Derived datasets
Derived datasets
This is for:
DeveloperIn this article, we’ll introduce you to Derived datasets and how they can be used to power business insights for supercharged personalizations.
What is a derived dataset?
A derived dataset (DD) uses the power of SQL to query and aggregate any data points we’ve collected or ingested for your property or data you’ve imported yourself through a manual or programmatic import.
By combining raw data points, Derived datasets can generate meaningful and useful business insights in a way that those data points by themselves cannot.
Once created, the resulting dataset can be used to power experiences, segments, and analysis.
Common uses
Derived datasets are already being used by Qubit customers to power one-to-one personalizations and drive conversions. What’s more, to help you get started, we’ve built several dd-based models that can be used off-the-shelf:
Stock replenishment
Focusing on the higher conversion rates of repeat purchasers, a Derived dataset can be created to re-target users when products they have previously bought are due to run out.
This can be achieved by ingesting the number of replenishment days per product–the number of days that typically elapse between a product being purchased and then re-purchased–and then building a query to predict when a user’s supply is due to run out.
The result is then used to inform the user, on return to a site, how many days are left until their products run out.
Size preference
In another example, we could create a Derived dataset to pre-select the size in each product category based on a user’s previous browsing and purchasing behavior.
For each user, a SQL query is run every 6 hours to produce a dataset of a compound key of context Id, category Id, and the value of the last purchase. This dataset is then used in an experience on product detail pages (PDP) to preselect the size for each individual user.
Getting started
Select Data tools > Import from the side menu, and then switch to the Derived data
tab
Opening an existing dataset
On opening, you’ll find a list of your Derived datasets, including a timestamp that indicates the last time data was ingested into the import and the schedule that determines how often your SQL query is run to pull data into the dataset.

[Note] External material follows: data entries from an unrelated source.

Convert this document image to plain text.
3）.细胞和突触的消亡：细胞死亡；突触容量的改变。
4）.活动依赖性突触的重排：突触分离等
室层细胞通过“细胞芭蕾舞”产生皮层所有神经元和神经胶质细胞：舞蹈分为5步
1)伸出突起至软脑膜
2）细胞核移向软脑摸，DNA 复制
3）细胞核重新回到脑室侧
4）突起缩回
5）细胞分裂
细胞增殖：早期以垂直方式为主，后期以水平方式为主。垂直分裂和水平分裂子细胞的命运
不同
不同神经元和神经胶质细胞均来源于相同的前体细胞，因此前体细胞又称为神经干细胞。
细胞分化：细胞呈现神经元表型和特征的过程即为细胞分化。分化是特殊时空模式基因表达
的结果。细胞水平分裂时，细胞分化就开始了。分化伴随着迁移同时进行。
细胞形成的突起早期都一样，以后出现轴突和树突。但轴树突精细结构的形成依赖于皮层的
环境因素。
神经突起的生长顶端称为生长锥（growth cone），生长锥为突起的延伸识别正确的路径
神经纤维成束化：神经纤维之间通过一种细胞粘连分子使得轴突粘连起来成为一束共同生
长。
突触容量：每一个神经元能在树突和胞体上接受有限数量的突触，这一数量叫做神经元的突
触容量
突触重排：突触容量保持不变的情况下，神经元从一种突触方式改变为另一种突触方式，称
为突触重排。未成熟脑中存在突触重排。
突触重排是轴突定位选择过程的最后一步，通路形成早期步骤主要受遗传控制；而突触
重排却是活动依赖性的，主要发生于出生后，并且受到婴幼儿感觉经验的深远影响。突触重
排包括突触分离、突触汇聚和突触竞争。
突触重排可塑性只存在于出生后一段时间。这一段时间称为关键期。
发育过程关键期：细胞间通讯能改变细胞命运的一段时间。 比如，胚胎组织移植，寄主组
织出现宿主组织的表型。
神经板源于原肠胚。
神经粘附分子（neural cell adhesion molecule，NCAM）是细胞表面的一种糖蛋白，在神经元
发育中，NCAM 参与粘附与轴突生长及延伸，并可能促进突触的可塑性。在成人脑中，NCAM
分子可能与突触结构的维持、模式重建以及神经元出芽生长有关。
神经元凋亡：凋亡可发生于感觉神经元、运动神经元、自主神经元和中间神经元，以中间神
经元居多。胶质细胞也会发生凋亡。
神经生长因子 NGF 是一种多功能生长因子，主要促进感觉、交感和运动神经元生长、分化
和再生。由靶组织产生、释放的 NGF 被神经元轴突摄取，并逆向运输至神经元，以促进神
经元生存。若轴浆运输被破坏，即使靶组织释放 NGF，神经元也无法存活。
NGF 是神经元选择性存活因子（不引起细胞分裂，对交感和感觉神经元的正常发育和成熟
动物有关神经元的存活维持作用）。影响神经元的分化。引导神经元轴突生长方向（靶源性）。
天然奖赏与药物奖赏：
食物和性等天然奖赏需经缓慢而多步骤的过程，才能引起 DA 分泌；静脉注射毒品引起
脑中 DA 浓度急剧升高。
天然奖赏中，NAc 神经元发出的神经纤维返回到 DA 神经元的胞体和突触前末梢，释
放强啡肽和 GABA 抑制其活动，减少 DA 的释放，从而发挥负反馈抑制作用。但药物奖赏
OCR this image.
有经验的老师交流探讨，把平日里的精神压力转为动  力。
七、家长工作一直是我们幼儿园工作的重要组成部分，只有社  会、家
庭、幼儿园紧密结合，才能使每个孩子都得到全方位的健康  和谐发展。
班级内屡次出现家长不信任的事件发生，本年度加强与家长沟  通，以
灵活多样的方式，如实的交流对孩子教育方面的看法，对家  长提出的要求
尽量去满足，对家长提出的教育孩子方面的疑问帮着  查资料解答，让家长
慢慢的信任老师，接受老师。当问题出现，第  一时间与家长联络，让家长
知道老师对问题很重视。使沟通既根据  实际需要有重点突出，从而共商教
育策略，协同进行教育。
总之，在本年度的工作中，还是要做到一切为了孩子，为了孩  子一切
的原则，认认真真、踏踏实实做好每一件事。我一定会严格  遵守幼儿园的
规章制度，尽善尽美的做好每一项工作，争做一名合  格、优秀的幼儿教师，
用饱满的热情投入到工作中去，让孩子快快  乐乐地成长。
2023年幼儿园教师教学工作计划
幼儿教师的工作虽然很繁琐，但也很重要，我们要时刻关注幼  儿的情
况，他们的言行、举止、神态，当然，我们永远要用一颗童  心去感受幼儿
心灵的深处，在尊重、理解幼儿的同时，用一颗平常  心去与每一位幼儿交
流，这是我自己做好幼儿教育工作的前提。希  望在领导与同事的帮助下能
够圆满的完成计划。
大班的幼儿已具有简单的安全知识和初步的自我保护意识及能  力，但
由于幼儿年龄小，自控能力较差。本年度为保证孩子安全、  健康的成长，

image::/en/assets/images/coveo-for-commerce/images/datasets/import-error.png[errors] indicates that issues were found the last time data was pulled into the dataset. See Error reporting for more information. |
When you open a dataset, you’re presented with key information, organized into three tabs:
-
Preview: Shows a preview of the data imported using the query.
-
Details: Activity associated with the dataset:
-
In Query we show the SQL query used in the dataset.
-
In Import activity, you can see details of each data import since the creation of the dataset.
-
In Info, you can find the dataset Id. When using the Import API to use imported data in an experience, you’ll need to pass this Id in your
GET
request. -
in Lookup Access, we provide the namespace and endpoint for the import. This information can be used to query the import using the Import API. You can copy the endpoint by selecting and then paste it into a browser window, replacing
id=<key>
with an actual key from your import. -
In Live Tap Access, you can find the project and table name for the imported data; you’ll need this information to explore the data in Live Tap.
-
-
Schema: Shows the import’s schema, including, importantly, which fields in the schema are available for lookup.
Creating a new dataset
To create the dataset, select New import in the list view and select Derived data
Developing the query
The results from a query can’t exceed 20 columns. |
To develop the query, you’ll use three panels. To the left, you’ll find quick access to the data that you can build you queries from.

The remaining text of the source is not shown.